Contrairement à ce qu’affirme Robinson Meyer dans The Atlantic, et ce sans vraiment donner d’argument et en se basant sur ce seul exemple, il est tout-à-fait possible de réussir à financer des projets d’opéra sur des plateformes de financement participatif, que celles-ci soient Kickstarter, Ulule, MyMajorCompany ou Kisskissbankbank. Le nombre de projets actuels sur Kickstarter et leur état d’avancement le montrent, à mon sens, parfaitement.

Selon Mathieu Maire du Poset d’Ulule, un des premiers problèmes reposait qu’il est assez compliqué de construire un plan de financement dans le crowdfunding en partant d’un échec. “Le financement participatif existe pour faire aboutir des projets” souligne-t-il. “Un projet est en effet ien plus mobilisateur qu’un appel de fonds de dernière minute pour sauver une structure, qui peut-être connaissait déjà des faiblesses chroniques de financement et dont les raisons de la dette étaient peut-être bien plus anciennes et plus profondes qu’on ne le pense au premier abord.”

De cela, il faudrait donc en déduire qu’un appel au financement participatif réalisé dans les mêmes conditions que celles du New York City Opera n’est pas fait pour rassurer le donateur individuel. Par conséquent, faut-il vraiment accuser la plateforme de financement participatif ? Pas forcément, mais quelques conseils auprès de l’institution pour la guider n’aurait pas fait de mal. Malheureusement, il m’a été impossible d’entrer en contact avec Kickstarter, la plateforme n’ayant jamais répondu à mes sollicitations.

Quelles règles de base doit-on respecter pour un projet de crowdfunding ?

De la même façon qu’Ulule a organisé son tour de France dans plus de 32 villes, il est important que les participants respectent un certain nombre de règles voire demandent aux plateformes (surtout dans le cadre d’un financement d’un million de dollars à récolter en 20 jours) de les accompagner sur ce projet.

Une commaunuté engagée

quand la communauté ne suit pas, la communauté a raison

Selon un spécialiste du financement participatif dont nous tairons le nom, à sa demande : “quand la communauté ne suit pas, la communauté a raison”. Le succès d’un projet en financement participatif repose d’abord et avant tout sur l’engagement de sa communauté. Mathieu Maire du Poset ne s’y est pas trompé. Peu de temps après l’interview, il m’envoie brièvement les statistiques des pages Facebook de l’Opéra :

Copie d'écran de la page Facebook du NYCO

Copie d’écran de la page Facebook du NYCO

Beaucoup de “j’aime” certes, mais un engagement extrêmenent faible (0,22%). Et c’est l’engagement de la communauté d’une institution qui en fait son succès. Pire encore avec la page des musiciens de l’Orchestre (0,20%), sobrement appelée “Save NYCO” :

Copie d'écran de la page Facebook Save NYCO

Copie d’écran de la page Facebook Save NYCO

Ainsi, avant de se lancer dans un quelconque projet de financement participatif, il faut penser en premier lieu : communauté. Car c’est la communauté qui fait l’institution, c’est elle qui vous finance dans ce cadre-ci mais c’est aussi votre public. Les pages Facebook sont ainsi d’excellents outils statistiques pour comprendre l’engagement. Un taux de 0,50% serait déjà un très bon taux à atteindre. Il ne faut donc pas oublier comme dans les réseaux sociaux que toute chose, la qualité prévaut à la quantité.
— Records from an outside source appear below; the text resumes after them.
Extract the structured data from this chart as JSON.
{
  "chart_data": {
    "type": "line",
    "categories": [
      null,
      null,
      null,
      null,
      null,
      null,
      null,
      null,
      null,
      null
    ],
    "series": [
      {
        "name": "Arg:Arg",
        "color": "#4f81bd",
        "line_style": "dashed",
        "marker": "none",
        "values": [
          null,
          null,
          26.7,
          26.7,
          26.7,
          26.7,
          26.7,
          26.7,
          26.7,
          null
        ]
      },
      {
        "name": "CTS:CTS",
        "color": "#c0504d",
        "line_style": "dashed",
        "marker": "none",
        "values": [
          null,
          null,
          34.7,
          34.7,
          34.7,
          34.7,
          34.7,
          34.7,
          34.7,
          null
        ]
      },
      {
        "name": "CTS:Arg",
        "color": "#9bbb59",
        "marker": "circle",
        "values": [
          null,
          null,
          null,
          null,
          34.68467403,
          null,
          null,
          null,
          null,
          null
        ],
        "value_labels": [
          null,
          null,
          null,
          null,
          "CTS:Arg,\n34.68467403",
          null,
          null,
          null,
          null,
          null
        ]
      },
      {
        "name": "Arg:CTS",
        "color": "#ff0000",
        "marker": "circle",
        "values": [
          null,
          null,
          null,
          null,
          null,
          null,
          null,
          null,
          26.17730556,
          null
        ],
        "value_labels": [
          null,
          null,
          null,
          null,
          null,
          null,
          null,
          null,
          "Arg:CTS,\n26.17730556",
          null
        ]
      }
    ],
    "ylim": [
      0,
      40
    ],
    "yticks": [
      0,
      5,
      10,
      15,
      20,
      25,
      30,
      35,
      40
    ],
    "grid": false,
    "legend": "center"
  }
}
Calcul du taux d'engagement Facebook par Social Bankers

Calcul du taux d’engagement Facebook par Social Bankers

Ce problème de manque d’engagement se remarque également pour les très grands musées. Ils ont en effet une communauté très large, beaucoup de notoriété mais celle-ci est assez difficile à mobiliser autour d’une cause. A moins bien entendu de savoir lui parler. Au-delà de la page Facebook, tous les autres outils de communication et de marketing, comme la newsletter (et son nombre d’abonnés), sont bons à prendre et à analyser.
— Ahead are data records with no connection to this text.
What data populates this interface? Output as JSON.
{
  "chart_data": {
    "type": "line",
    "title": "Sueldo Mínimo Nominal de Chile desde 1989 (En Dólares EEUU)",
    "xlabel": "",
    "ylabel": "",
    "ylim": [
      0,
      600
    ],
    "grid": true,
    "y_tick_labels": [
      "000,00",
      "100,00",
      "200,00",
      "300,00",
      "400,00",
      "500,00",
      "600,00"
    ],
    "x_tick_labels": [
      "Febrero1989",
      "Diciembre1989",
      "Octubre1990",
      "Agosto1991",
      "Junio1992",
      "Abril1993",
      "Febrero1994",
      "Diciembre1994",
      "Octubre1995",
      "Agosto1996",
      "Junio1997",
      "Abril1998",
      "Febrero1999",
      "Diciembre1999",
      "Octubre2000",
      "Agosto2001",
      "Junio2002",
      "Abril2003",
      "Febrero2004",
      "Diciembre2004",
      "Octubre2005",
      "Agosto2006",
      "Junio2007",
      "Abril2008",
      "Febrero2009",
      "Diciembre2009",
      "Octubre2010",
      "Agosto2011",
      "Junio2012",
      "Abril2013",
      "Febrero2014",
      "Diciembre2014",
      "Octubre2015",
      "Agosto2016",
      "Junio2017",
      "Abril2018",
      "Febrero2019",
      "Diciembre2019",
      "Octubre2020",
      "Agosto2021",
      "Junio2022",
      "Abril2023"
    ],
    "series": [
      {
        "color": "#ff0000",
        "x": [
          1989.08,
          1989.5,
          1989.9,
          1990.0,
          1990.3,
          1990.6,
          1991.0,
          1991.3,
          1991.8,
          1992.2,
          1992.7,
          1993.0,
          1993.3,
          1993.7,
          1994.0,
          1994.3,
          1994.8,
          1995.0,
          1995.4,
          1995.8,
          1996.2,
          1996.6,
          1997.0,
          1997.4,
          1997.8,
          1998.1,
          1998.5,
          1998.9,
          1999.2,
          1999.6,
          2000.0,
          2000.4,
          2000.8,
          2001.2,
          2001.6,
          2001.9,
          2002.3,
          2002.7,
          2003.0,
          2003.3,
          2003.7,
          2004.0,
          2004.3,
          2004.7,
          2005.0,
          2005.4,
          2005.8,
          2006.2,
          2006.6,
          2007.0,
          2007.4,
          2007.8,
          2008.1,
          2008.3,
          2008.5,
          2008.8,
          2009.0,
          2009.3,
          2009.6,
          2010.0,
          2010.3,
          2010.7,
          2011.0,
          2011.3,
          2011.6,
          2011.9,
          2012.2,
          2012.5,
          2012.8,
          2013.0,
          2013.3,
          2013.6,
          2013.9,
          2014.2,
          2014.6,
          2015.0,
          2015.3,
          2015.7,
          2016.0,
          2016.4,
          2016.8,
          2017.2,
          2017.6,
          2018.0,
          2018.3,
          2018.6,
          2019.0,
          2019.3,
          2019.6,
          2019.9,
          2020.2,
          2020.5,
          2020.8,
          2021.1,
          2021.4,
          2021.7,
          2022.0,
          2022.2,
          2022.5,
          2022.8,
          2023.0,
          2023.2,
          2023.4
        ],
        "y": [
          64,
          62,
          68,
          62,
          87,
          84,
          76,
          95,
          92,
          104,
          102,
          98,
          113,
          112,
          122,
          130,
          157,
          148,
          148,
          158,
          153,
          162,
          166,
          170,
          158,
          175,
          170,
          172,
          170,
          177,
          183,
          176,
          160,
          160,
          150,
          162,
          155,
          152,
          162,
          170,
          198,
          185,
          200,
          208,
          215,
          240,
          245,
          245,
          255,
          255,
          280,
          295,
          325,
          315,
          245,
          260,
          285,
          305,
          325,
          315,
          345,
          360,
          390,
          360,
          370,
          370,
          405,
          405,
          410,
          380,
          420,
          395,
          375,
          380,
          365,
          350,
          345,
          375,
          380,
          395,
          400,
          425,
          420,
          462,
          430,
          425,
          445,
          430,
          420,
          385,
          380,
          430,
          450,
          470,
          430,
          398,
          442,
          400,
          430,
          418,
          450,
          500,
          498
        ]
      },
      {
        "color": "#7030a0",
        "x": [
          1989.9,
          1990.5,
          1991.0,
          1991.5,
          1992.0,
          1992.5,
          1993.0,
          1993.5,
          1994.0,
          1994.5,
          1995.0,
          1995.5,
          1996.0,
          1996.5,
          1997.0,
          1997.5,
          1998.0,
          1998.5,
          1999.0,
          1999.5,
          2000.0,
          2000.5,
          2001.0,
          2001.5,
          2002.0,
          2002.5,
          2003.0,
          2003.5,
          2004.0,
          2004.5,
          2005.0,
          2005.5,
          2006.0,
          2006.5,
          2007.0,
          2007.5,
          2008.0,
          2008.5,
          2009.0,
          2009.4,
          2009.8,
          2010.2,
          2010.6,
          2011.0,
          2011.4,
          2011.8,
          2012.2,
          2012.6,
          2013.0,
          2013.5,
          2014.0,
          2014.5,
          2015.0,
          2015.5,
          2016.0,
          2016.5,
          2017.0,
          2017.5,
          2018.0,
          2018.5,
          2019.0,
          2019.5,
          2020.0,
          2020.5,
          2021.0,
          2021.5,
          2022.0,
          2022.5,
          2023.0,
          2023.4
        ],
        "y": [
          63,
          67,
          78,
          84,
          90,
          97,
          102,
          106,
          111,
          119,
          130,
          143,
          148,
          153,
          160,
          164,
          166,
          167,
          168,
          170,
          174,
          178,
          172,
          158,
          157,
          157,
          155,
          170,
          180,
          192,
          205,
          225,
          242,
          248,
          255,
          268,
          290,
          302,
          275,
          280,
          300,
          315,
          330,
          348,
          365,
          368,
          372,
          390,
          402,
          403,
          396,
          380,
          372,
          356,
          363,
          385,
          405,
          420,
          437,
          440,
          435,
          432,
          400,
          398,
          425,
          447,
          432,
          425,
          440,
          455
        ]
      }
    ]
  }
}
Analyser la crédibilité du projet

Mon don va-t-il servir à quelque chose ?

Mais ce n’est pas tout. La campagne du New York City Opera manquait un (petit ?) peu de crédibilité. Comme dit plus haut, il manquait à l’institution 6 millions de dollars en sus de ceux demandés sur la plateforme, pour finir le mois et ce, sans compter les 20 millions restants pour la programmation 2014-2015… La question qu’un donateur pourrait se poser en voyant cela est tout simplement : “Mon don va-t-il servir à quelque chose ? Ou ne va-t-il qu’aider à repousser l’échéance ? ” ajoute mon interlocuteur de chez Kisskissbankbank. Les donateurs ont besoin de comprendre le plan de financement et d’y être associés. Il faut que l’institution pense en termes de synchronicité. Quel montant peut-elle demander à quelle communauté ? Et pourquoi ? Et comment ? Un succès de campagne en financement participatif se voit dès les premiers jours. En effet, selon Mathieu Maire du Poset, la jauge doit monter très vite, une campagne ne se crédibilisant qu’à partir de 30 voire 50% de son financement. L’espoir de la dernière chance ne fonctionne pas très bien.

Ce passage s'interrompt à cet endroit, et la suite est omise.